The cemetery has the size of 54 hectares. An exterior wall, which can reach the height of ten meters at the foot of the hill and which is also secured with barbed wire, restricts the cemetery. The wall, entry controllers, caretakers and even watchdogs in some mausoleums protect from unwanted funeral visitors and thieves. The exterior wall also contains round about 10.000 simple grave-niches or drawer-tombs of died persons, whose families were less wealthy or even poor. Because there is a limited place, the prizes for “better” areas are also getting higher and higher.
Paved streets with addresses structure the terrain. The three-story crematory is next to the temple and here are especially cremated the remains of the dead person, whose ashes are brought to the mother-country China.
The most extravagant, partially two-storied grave-mausoleums and grave-temples are located in the Millionaire's Row and the Little Beverly Hills. Some are supposed to have cost more than a half million dollars, therefore they are guarded round the clock.

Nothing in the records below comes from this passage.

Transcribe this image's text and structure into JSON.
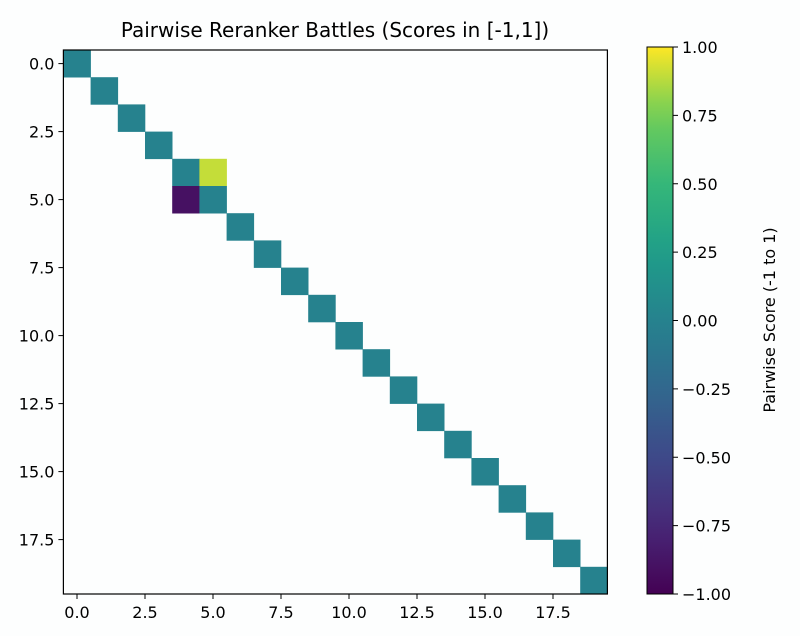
{
  "chart_data": {
    "type": "heatmap",
    "title": "Pairwise Reranker Battles (Scores in [-1,1])",
    "xlabel": "",
    "ylabel": "",
    "size": 20,
    "missing_color": "#ffffff",
    "cells": [
      {
        "row": 0,
        "col": 0,
        "value": 0
      },
      {
        "row": 1,
        "col": 1,
        "value": 0
      },
      {
        "row": 2,
        "col": 2,
        "value": 0
      },
      {
        "row": 3,
        "col": 3,
        "value": 0
      },
      {
        "row": 4,
        "col": 4,
        "value": 0
      },
      {
        "row": 4,
        "col": 5,
        "value": 0.9
      },
      {
        "row": 5,
        "col": 4,
        "value": -0.9
      },
      {
        "row": 5,
        "col": 5,
        "value": 0
      },
      {
        "row": 6,
        "col": 6,
        "value": 0
      },
      {
        "row": 7,
        "col": 7,
        "value": 0
      },
      {
        "row": 8,
        "col": 8,
        "value": 0
      },
      {
        "row": 9,
        "col": 9,
        "value": 0
      },
      {
        "row": 10,
        "col": 10,
        "value": 0
      },
      {
        "row": 11,
        "col": 11,
        "value": 0
      },
      {
        "row": 12,
        "col": 12,
        "value": 0
      },
      {
        "row": 13,
        "col": 13,
        "value": 0
      },
      {
        "row": 14,
        "col": 14,
        "value": 0
      },
      {
        "row": 15,
        "col": 15,
        "value": 0
      },
      {
        "row": 16,
        "col": 16,
        "value": 0
      },
      {
        "row": 17,
        "col": 17,
        "value": 0
      },
      {
        "row": 18,
        "col": 18,
        "value": 0
      },
      {
        "row": 19,
        "col": 19,
        "value": 0
      }
    ],
    "x_ticks": [
      "0.0",
      "2.5",
      "5.0",
      "7.5",
      "10.0",
      "12.5",
      "15.0",
      "17.5"
    ],
    "y_ticks": [
      "0.0",
      "2.5",
      "5.0",
      "7.5",
      "10.0",
      "12.5",
      "15.0",
      "17.5"
    ],
    "tick_values": [
      0,
      2.5,
      5,
      7.5,
      10,
      12.5,
      15,
      17.5
    ],
    "colormap": "viridis",
    "colorbar": {
      "label": "Pairwise Score (-1 to 1)",
      "range": [
        -1,
        1
      ],
      "tick_values": [
        1,
        0.75,
        0.5,
        0.25,
        0,
        -0.25,
        -0.5,
        -0.75,
        -1
      ],
      "tick_labels": [
        "1.00",
        "0.75",
        "0.50",
        "0.25",
        "0.00",
        "−0.25",
        "−0.50",
        "−0.75",
        "−1.00"
      ]
    }
  }
}
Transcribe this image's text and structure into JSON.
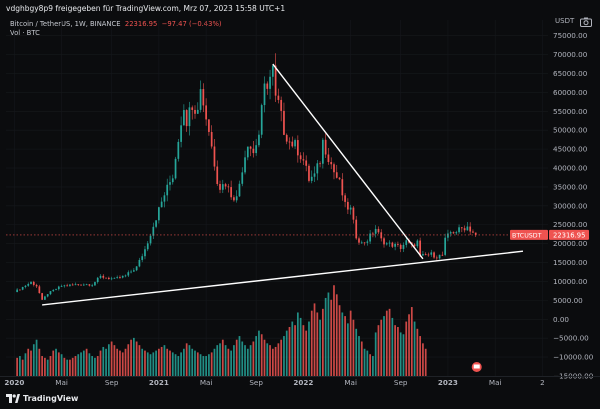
{
  "header": {
    "attribution": "vdghbgy8p9 freigegeben für TradingView.com, Mrz 07, 2023 15:58 UTC+1",
    "currency": "USDT"
  },
  "legend": {
    "symbol_text": "Bitcoin / TetherUS, 1W, BINANCE",
    "price": "22316.95",
    "change": "−97.47 (−0.43%)",
    "volume_label": "Vol · BTC"
  },
  "footer": {
    "brand": "TradingView"
  },
  "colors": {
    "up": "#26a69a",
    "down": "#ef5350",
    "line": "#ffffff",
    "bg": "#0b0c0e",
    "grid": "#16181c"
  },
  "chart_data": {
    "type": "candlestick",
    "title": "Bitcoin / TetherUS, 1W, BINANCE",
    "yaxis_ticks": [
      75000,
      70000,
      65000,
      60000,
      55000,
      50000,
      45000,
      40000,
      35000,
      30000,
      25000,
      20000,
      15000,
      10000,
      5000,
      0,
      -5000,
      -10000,
      -15000
    ],
    "yaxis_tick_labels": [
      "75000.00",
      "70000.00",
      "65000.00",
      "60000.00",
      "55000.00",
      "50000.00",
      "45000.00",
      "40000.00",
      "35000.00",
      "30000.00",
      "25000.00",
      "20000.00",
      "15000.00",
      "10000.00",
      "5000.00",
      "0.00",
      "−5000.00",
      "−10000.00",
      "−15000.00"
    ],
    "ylim": [
      -15000,
      76500
    ],
    "xaxis_labels": [
      {
        "label": "2020",
        "week": 0,
        "bold": true
      },
      {
        "label": "Mai",
        "week": 17
      },
      {
        "label": "Sep",
        "week": 35
      },
      {
        "label": "2021",
        "week": 52,
        "bold": true
      },
      {
        "label": "Mai",
        "week": 69
      },
      {
        "label": "Sep",
        "week": 87
      },
      {
        "label": "2022",
        "week": 104,
        "bold": true
      },
      {
        "label": "Mai",
        "week": 121
      },
      {
        "label": "Sep",
        "week": 139
      },
      {
        "label": "2023",
        "week": 156,
        "bold": true
      },
      {
        "label": "Mai",
        "week": 173
      },
      {
        "label": "2",
        "week": 190
      }
    ],
    "x_range_weeks": [
      -3,
      192
    ],
    "price_path": [
      [
        0,
        7200
      ],
      [
        6,
        9800
      ],
      [
        8,
        8800
      ],
      [
        10,
        5000
      ],
      [
        12,
        6800
      ],
      [
        17,
        8800
      ],
      [
        24,
        9300
      ],
      [
        28,
        9200
      ],
      [
        31,
        11300
      ],
      [
        36,
        10600
      ],
      [
        40,
        11500
      ],
      [
        44,
        13800
      ],
      [
        47,
        18500
      ],
      [
        52,
        29000
      ],
      [
        54,
        33000
      ],
      [
        57,
        38000
      ],
      [
        59,
        48000
      ],
      [
        61,
        57000
      ],
      [
        62,
        50000
      ],
      [
        63,
        58000
      ],
      [
        66,
        55000
      ],
      [
        67,
        62000
      ],
      [
        68,
        57000
      ],
      [
        70,
        50000
      ],
      [
        73,
        37000
      ],
      [
        74,
        35000
      ],
      [
        76,
        36000
      ],
      [
        78,
        33000
      ],
      [
        80,
        32000
      ],
      [
        82,
        40000
      ],
      [
        84,
        47000
      ],
      [
        86,
        44000
      ],
      [
        88,
        49000
      ],
      [
        90,
        61000
      ],
      [
        92,
        64000
      ],
      [
        93,
        66000
      ],
      [
        94,
        58000
      ],
      [
        95,
        57000
      ],
      [
        97,
        50000
      ],
      [
        99,
        47000
      ],
      [
        101,
        46000
      ],
      [
        104,
        42000
      ],
      [
        106,
        37000
      ],
      [
        108,
        38000
      ],
      [
        110,
        42000
      ],
      [
        111,
        47000
      ],
      [
        113,
        43000
      ],
      [
        115,
        39000
      ],
      [
        117,
        36000
      ],
      [
        119,
        30000
      ],
      [
        121,
        29000
      ],
      [
        123,
        22000
      ],
      [
        125,
        20000
      ],
      [
        127,
        21000
      ],
      [
        129,
        23000
      ],
      [
        130,
        24000
      ],
      [
        132,
        21000
      ],
      [
        134,
        20000
      ],
      [
        137,
        19500
      ],
      [
        139,
        19000
      ],
      [
        141,
        20500
      ],
      [
        143,
        19300
      ],
      [
        145,
        20500
      ],
      [
        146,
        16500
      ],
      [
        148,
        17000
      ],
      [
        150,
        17200
      ],
      [
        152,
        16600
      ],
      [
        154,
        17000
      ],
      [
        155,
        21000
      ],
      [
        157,
        23000
      ],
      [
        159,
        23300
      ],
      [
        161,
        24000
      ],
      [
        163,
        24500
      ],
      [
        165,
        23000
      ],
      [
        166,
        22317
      ]
    ],
    "volume_band_range": [
      -15000,
      9000
    ],
    "volume_heights_pct": [
      20,
      22,
      18,
      25,
      30,
      28,
      35,
      40,
      30,
      22,
      20,
      18,
      22,
      28,
      30,
      26,
      24,
      20,
      18,
      18,
      20,
      22,
      24,
      26,
      28,
      30,
      25,
      22,
      20,
      22,
      28,
      32,
      30,
      35,
      38,
      34,
      30,
      28,
      26,
      30,
      35,
      40,
      42,
      38,
      34,
      30,
      28,
      26,
      24,
      26,
      28,
      30,
      32,
      34,
      30,
      28,
      26,
      24,
      22,
      26,
      30,
      36,
      34,
      30,
      28,
      26,
      24,
      22,
      22,
      24,
      26,
      30,
      34,
      36,
      40,
      34,
      30,
      28,
      34,
      40,
      44,
      38,
      34,
      30,
      34,
      38,
      44,
      50,
      46,
      40,
      36,
      34,
      30,
      32,
      36,
      40,
      44,
      50,
      54,
      60,
      56,
      70,
      64,
      56,
      50,
      60,
      72,
      80,
      70,
      62,
      74,
      86,
      92,
      84,
      100,
      90,
      78,
      70,
      66,
      58,
      72,
      62,
      52,
      44,
      38,
      30,
      28,
      24,
      22,
      48,
      56,
      62,
      66,
      72,
      74,
      64,
      56,
      54,
      48,
      46,
      60,
      68,
      76,
      60,
      52,
      44,
      36,
      30
    ],
    "current_price": 22316.95,
    "current_price_label": "BTCUSDT",
    "current_price_text": "22316.95",
    "trendlines": [
      {
        "name": "descending-resistance",
        "from": {
          "week": 93,
          "price": 67500
        },
        "to": {
          "week": 147,
          "price": 16000
        }
      },
      {
        "name": "ascending-support",
        "from": {
          "week": 10,
          "price": 3800
        },
        "to": {
          "week": 183,
          "price": 18000
        }
      }
    ],
    "indicator": "BTC volume (Vol · BTC)"
  }
}
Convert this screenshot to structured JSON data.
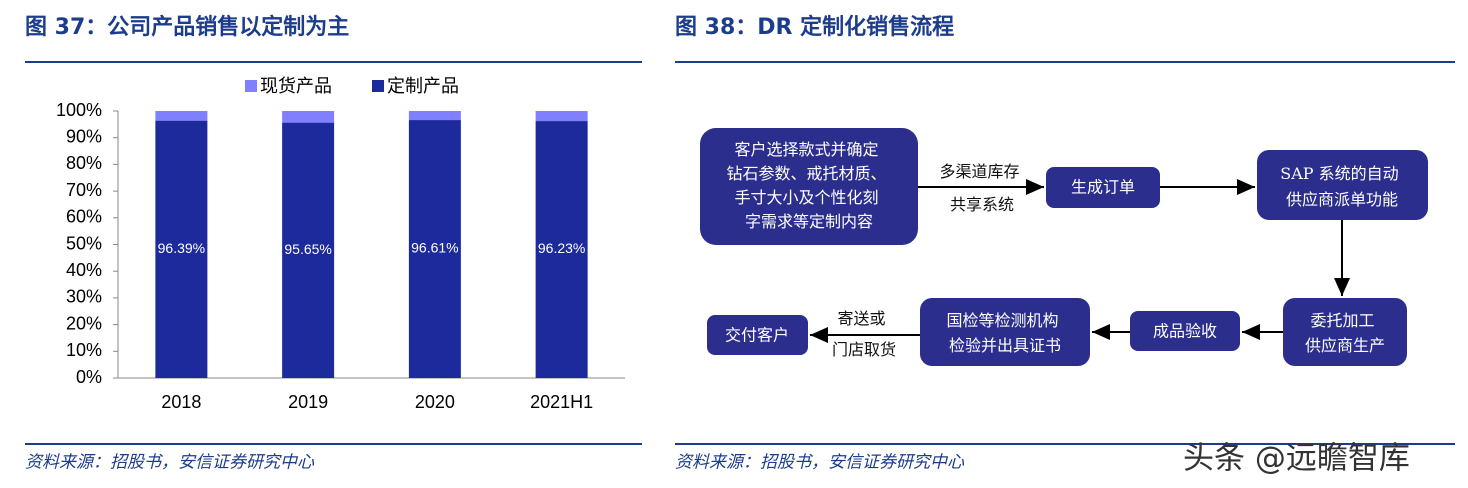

Mailboxes, radio- and television-antennas still belong to the simpler inventory. Further practical benefits for the visitors and the few continuous inhabitants are electric power, cold and hot water supply, air-conditioning equipments, kitchens, baths and refrigerators. More splendid equipped grave-villas can show gardens with a swimming pool or a Koi-carp pond. Curved stairs lead to balconies on the second floor. Ground, walls and ceilings are frequently covered with fine marble. A mausoleum is completely made of shining, stainless steel. Coloured glass windows, gold-leaf-ornamentations, crystal-lights or Chinese statues and pictures are further ornamental elements. In the center are situated the sacrophages of the deceased persons. Mostly there are two sepulchres beneath big portraits of the dead persons.